Reflections on the Conference: Causes and Reality
One of the key questions which has emerged from the conference for me relates to the nature of causality. Ernst reminded us that he believes (with David Hume) that causes are not real but constructed.
I’m much less certain of this.
My second session group talked about politics and ethics. Larry’s summing-up was very elegant and it draws attention to the moral and ethical sides of cybernetics. Put simply, my reality might be a construct, but my actions resulting from my reality affect you and are your reality. They affect your wellbeing, freedom, etc. In other words, constructing carries with it some duty to acknowledge the likely effects on a shared environment of other people, or (in the case of architecture) things which other people engage with. Conversely, my ‘constructing’ depends on the actions you take with regard to your reality. Those ‘likely effects’ seem common to human experience and as such might have some claim for being ‘real’.

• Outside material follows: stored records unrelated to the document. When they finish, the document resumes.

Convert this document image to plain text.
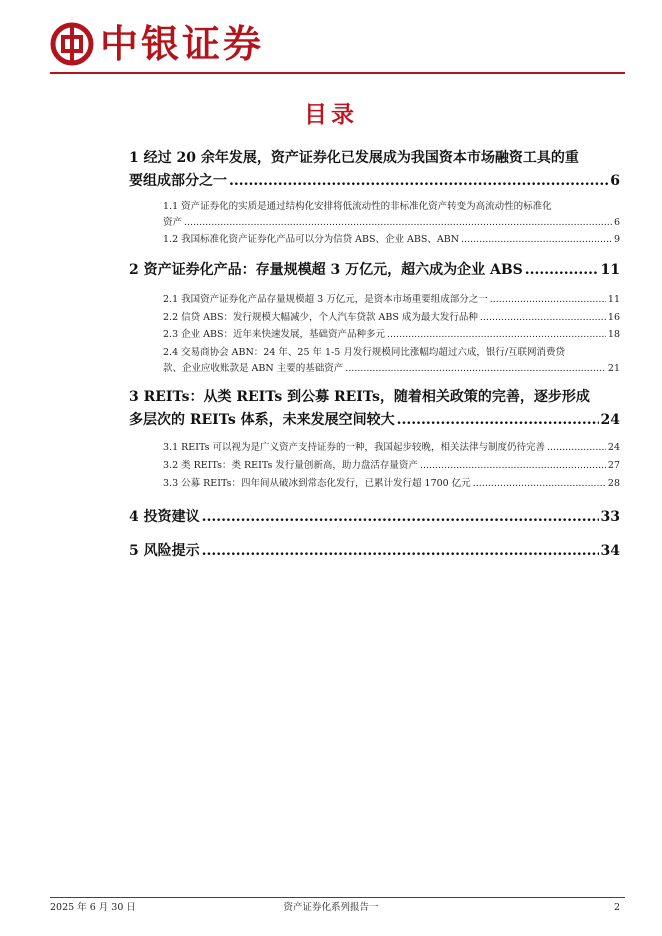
中银证券
目录
1 经过 20 余年发展，资产证券化已发展成为我国资本市场融资工具的重
要组成部分之一 .....	6
1.1 资产证券化的实质是通过结构化安排将低流动性的非标准化资产转变为高流动性的标准化
资产 .....	6
1.2 我国标准化资产证券化产品可以分为信贷 ABS、企业 ABS、ABN .....	9
2 资产证券化产品：存量规模超 3 万亿元，超六成为企业 ABS .....	11
2.1 我国资产证券化产品存量规模超 3 万亿元，是资本市场重要组成部分之一 .....	11
2.2 信贷 ABS：发行规模大幅减少，个人汽车贷款 ABS 成为最大发行品种 .....	16
2.3 企业 ABS：近年来快速发展，基础资产品种多元 .....	18
2.4 交易商协会 ABN：24 年、25 年 1-5 月发行规模同比涨幅均超过六成，银行/互联网消费贷
款、企业应收账款是 ABN 主要的基础资产 .....	21
3 REITs：从类 REITs 到公募 REITs，随着相关政策的完善，逐步形成
多层次的 REITs 体系，未来发展空间较大 .....	24
3.1 REITs 可以视为是广义资产支持证券的一种，我国起步较晚，相关法律与制度仍待完善 .....	24
3.2 类 REITs：类 REITs 发行量创新高，助力盘活存量资产 .....	27
3.3 公募 REITs：四年间从破冰到常态化发行，已累计发行超 1700 亿元 .....	28
4 投资建议 .....	33
5 风险提示 .....	34
2025 年 6 月 30 日	资产证券化系列报告一	2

We have had a good conference because it was thoughtfully designed to maximise the opportunities for individuals to listen and express themselves. But I wonder if in that thoughtful design there is an implicit notion of ‘real’ causes which 2nd order cybernetics struggles to articulate. Personally, I’d like my cybernetics to allow me the freedom to at least consider the possibility of an ontological world, just as it lends itself to allowing me to consider the possibility of the absence of reality.